Combine hot water and milk in a large mixing bowl or the bowl of a stand mixer fitted with the dough hook.
Continue to add the active sourdough starter and salt. Mix well.
Add the flour about a cup at a time and knead for about 5 to 8 minutes until you have a dry, not sticky, dough.
Place the dough in a non-metal bowl and cover it with a damp tea towel, beeswax wrap, or plastic wrap. Set in a warm place to rise for 6 to 8 hours.
When ready to bake, preheat your oven with the baking stone in it to 500 degrees F for at least 30 minutes.
Take the dough and use a bench scraper or a knife to divide it into 12 equal pieces. Set the pieces on a cookie sheet and cover them with a damp tea towel. They will continue to rise a little as they rest.

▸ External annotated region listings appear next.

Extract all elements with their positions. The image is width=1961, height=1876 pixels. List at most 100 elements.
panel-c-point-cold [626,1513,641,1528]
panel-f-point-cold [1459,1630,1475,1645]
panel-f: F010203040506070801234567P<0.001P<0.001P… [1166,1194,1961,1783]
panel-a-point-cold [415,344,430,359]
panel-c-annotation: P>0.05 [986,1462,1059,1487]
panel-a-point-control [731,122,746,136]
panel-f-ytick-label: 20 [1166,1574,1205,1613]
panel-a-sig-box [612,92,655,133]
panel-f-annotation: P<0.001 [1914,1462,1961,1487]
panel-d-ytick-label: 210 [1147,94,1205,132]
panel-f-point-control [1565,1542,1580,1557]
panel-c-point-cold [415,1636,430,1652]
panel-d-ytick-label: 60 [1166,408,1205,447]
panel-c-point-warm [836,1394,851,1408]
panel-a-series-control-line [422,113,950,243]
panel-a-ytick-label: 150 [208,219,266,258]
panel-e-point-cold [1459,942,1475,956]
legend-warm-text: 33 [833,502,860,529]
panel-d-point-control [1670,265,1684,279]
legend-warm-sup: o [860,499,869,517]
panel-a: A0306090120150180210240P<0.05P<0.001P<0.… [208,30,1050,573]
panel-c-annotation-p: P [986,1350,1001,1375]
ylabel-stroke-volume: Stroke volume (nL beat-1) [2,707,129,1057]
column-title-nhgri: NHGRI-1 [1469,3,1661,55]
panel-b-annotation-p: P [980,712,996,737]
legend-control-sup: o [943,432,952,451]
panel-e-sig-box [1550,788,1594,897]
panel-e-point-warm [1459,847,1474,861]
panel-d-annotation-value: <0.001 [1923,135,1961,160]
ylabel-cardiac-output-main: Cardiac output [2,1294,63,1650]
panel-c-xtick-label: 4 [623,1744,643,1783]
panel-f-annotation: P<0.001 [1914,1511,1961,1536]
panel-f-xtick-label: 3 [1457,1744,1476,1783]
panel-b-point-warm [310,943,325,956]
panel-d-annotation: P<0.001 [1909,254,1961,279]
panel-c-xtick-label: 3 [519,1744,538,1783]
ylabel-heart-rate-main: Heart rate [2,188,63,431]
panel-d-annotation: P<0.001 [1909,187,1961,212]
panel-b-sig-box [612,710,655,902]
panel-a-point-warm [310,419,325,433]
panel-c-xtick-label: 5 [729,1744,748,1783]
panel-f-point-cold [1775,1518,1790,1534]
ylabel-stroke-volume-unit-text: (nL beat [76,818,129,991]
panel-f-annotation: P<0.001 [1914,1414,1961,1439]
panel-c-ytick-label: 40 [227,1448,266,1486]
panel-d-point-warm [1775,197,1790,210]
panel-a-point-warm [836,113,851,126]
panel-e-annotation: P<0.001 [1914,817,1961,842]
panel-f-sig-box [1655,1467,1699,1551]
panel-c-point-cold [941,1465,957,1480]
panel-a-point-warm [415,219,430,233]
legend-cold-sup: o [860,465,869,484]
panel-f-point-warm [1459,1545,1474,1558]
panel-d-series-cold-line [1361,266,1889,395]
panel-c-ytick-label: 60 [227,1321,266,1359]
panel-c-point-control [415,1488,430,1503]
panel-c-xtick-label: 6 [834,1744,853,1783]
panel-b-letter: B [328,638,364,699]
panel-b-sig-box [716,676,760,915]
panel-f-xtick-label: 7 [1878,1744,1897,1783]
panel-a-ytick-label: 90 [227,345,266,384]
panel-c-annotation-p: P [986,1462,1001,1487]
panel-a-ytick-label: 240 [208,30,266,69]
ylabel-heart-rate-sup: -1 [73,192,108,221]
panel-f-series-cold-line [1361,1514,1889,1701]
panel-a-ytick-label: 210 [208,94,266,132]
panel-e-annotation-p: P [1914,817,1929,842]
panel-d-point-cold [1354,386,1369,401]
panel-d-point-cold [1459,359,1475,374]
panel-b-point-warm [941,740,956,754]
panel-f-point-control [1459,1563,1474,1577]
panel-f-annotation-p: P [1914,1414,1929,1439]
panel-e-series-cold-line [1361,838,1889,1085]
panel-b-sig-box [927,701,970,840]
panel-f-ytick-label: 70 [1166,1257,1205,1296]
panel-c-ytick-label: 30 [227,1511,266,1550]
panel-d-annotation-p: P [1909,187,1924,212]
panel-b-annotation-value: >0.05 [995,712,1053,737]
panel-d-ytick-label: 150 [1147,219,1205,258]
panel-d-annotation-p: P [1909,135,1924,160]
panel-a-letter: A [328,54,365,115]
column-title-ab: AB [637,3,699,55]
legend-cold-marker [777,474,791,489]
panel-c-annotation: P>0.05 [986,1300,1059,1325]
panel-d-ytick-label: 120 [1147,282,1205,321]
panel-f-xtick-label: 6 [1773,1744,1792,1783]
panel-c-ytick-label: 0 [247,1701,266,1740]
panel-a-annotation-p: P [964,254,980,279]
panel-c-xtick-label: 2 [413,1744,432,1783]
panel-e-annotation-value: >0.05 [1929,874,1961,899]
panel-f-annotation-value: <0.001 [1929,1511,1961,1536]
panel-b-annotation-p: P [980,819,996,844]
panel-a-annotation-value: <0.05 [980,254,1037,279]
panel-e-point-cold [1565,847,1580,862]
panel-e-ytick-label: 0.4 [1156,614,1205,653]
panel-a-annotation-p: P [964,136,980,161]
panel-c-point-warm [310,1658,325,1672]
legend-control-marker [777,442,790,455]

When ready to bake, Take a piece of dough and roll it out into an oval about 6 inches across. Dust a pizza peel or cookie sheet with flour and set the flattened dough on it.
Quickly open the oven door and slide the dough onto the baking stone. I can fit 2 on my baking stone.
Watch closely for the pita to puff up into a ball. This only takes 3 or 4 minutes. Do not let it brown! If it starts to brown before fully puffing up, remove it from the oven.
Once it has puffed up, quickly remove it from the oven, place it on a plate and cover it with a clean kitchen towel.
Continue until all of the pitas are cooked. If as you cook more pitas they aren't puffing up as well, take a break and allow your oven to heat back up for 5 or 10 minutes then resume cooking.
To enjoy, cut a pita in half and then gently use your finger or a knife to separate the two sides and open the pocket up. Be careful as steam will come out!
Fill with your favorite sandwich ingredients and enjoy!